Di Loreto Chiara, Minarelli Viviana, Nasini Giovanni, Norgiolini Roberto, Del Sindaco Paola
Diabetes Clinic, USL Umbria 1, Perugia Territorial Health Structure, Perugia, Italy.
Diabetes Clinic, USL Umbria 1, Città di Castello Hospital, Città di Castello, Italy.
Diabetes Ther. 2022 Mar;13(3):551-567. doi: 10.1007/s13300-022-01218-y. Epub 2022 Mar 1.
To complement results of the SUSTAIN program, this study assessed effectiveness and safety of once weekly subcutaneous semaglutide in people with type 2 diabetes (T2D) managed under routine care.
This was a multicenter, observational, retrospective study including all patients treated with semaglutide. Changes in clinical outcomes from baseline to 6 and 12 months were assessed in patients who were glucagon-like peptide receptor agonist (GLP-1RA) naïve or switching from another GLP-1RA. Discontinuation rate was assessed.

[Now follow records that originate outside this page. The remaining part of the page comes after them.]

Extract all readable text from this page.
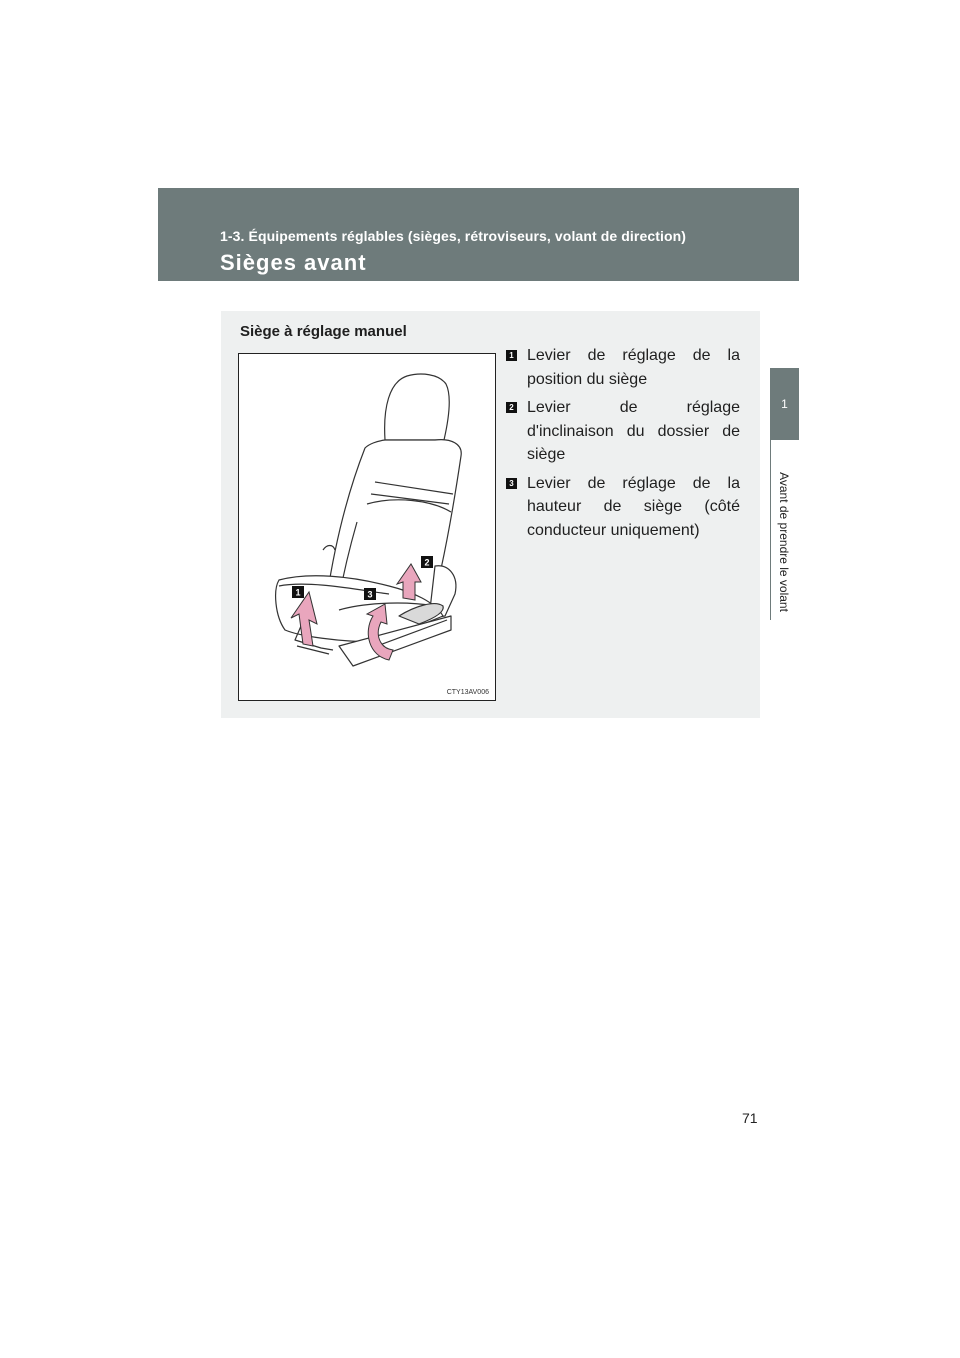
1-3. Équipements réglables (sièges, rétroviseurs, volant de direction)
Sièges avant
1
Avant de prendre le volant
Siège à réglage manuel
1
2
3
CTY13AV006
1 Levier de réglage de la position du siège
2 Levier de réglage d'inclinaison du dossier de siège
3 Levier de réglage de la hauteur de siège (côté conducteur uniquement)
71
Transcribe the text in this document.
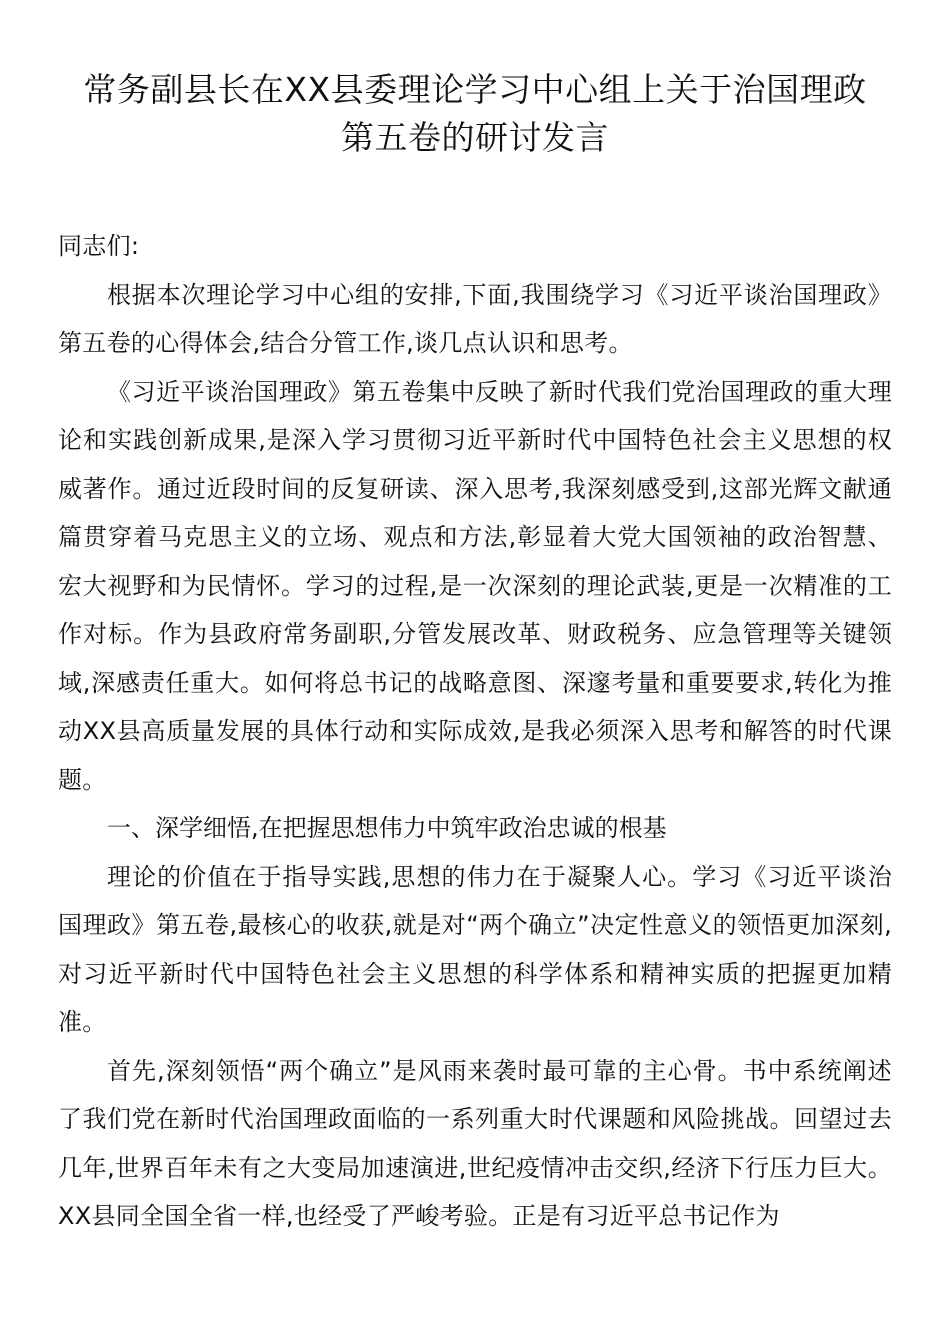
常务副县长在XX县委理论学习中心组上关于治国理政
第五卷的研讨发言

同志们:

根据本次理论学习中心组的安排,下面,我围绕学习《习近平谈治国理政》第五卷的心得体会,结合分管工作,谈几点认识和思考。

《习近平谈治国理政》第五卷集中反映了新时代我们党治国理政的重大理论和实践创新成果,是深入学习贯彻习近平新时代中国特色社会主义思想的权威著作。通过近段时间的反复研读、深入思考,我深刻感受到,这部光辉文献通篇贯穿着马克思主义的立场、观点和方法,彰显着大党大国领袖的政治智慧、宏大视野和为民情怀。学习的过程,是一次深刻的理论武装,更是一次精准的工作对标。作为县政府常务副职,分管发展改革、财政税务、应急管理等关键领域,深感责任重大。如何将总书记的战略意图、深邃考量和重要要求,转化为推动XX县高质量发展的具体行动和实际成效,是我必须深入思考和解答的时代课题。

一、深学细悟,在把握思想伟力中筑牢政治忠诚的根基

理论的价值在于指导实践,思想的伟力在于凝聚人心。学习《习近平谈治国理政》第五卷,最核心的收获,就是对“两个确立”决定性意义的领悟更加深刻,对习近平新时代中国特色社会主义思想的科学体系和精神实质的把握更加精准。

首先,深刻领悟“两个确立”是风雨来袭时最可靠的主心骨。书中系统阐述了我们党在新时代治国理政面临的一系列重大时代课题和风险挑战。回望过去几年,世界百年未有之大变局加速演进,世纪疫情冲击交织,经济下行压力巨大。XX县同全国全省一样,也经受了严峻考验。正是有习近平总书记作为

Overall, 216 patients (mean age 64 years, 65.7% men) were evaluated: 135 (61.5%) naïve and 81 (38.5%) switchers from another GLP-1RA. In the naïve cohort, after 6 months from semaglutide initiation, levels of HbA1c significantly decreased by - 1.31% (p < 0.0001). All obesity indices improved, with mean reductions in body weight of - 3.92 kg, in BMI of - 1.43 kg/m, and in waist circumference of - 5.03 cm. In the switcher cohort, statistically significant improvements in HbA1c (- 0.78%), body weight (- 2.64 kg), and waist circumference (- 3.03 cm) were obtained after 6 months. Reductions were sustained after 12 months in both cohorts (mean semaglutide dose: 0.86 mg in naïve and 0.96 mg in switcher cohort). Blood pressure and lipid profile mean levels decreased after 12 months from semaglutide initiation in both cohorts. No severe hypoglycemia occurred; 6.5% of patients discontinued semaglutide (2.8% due to gastrointestinal side effects).
Effectiveness and tolerability of semaglutide have been confirmed in the real world irrespective of diabetes duration and severity. As expected, more marked reductions in HbA1c and obesity indices were obtained in naïve patients, but it is noteworthy that relevant improvements were also obtained in patients already treated with GLP-1RAs.
为补充SUSTAIN项目的结果,本研究评估了在常规护理下接受治疗的2型糖尿病(T2D)患者中,每周一次皮下注射司美格鲁肽的有效性和安全性。
这是一项多中心、观察性、回顾性研究,纳入了所有接受司美格鲁肽治疗的患者。对初治或从其他胰高血糖素样肽受体激动剂(GLP-1RA)转换过来的患者,评估从基线到6个月和12个月时临床结局的变化。评估停药率。
总体上,共评估了216例患者(平均年龄64岁,65.7%为男性):135例(61.5%)为初治患者,81例(38.5%)为从其他GLP-1RA转换过来的患者。在初治队列中,司美格鲁肽起始治疗6个月后,糖化血红蛋白(HbA1c)水平显著下降了-1.31%(p < 0.0001)。所有肥胖指标均得到改善,体重平均下降-3.92 kg,体重指数(BMI)下降-1.43 kg/m²,腰围下降-5.03 cm。在转换队列中,6个月后HbA1c(-0.78%)、体重(-2.64 kg)和腰围(-3.03 cm)均有统计学意义的改善。两个队列在12个月后这些指标的下降仍持续存在(初治队列司美格鲁肽平均剂量:0.86 mg,转换队列:0.96 mg)。两个队列在司美格鲁肽起始治疗12个月后,血压和血脂谱平均水平均下降。未发生严重低血糖;6.5%的患者停用了司美格鲁肽(2.8%是由于胃肠道副作用)。
无论糖尿病病程和严重程度如何,司美格鲁肽在现实世界中的有效性和耐受性均得到了证实。正如预期的那样,初治患者的HbA1c和肥胖指标下降更为显著,但值得注意的是,已经接受GLP-1RA治疗的患者也有相关改善。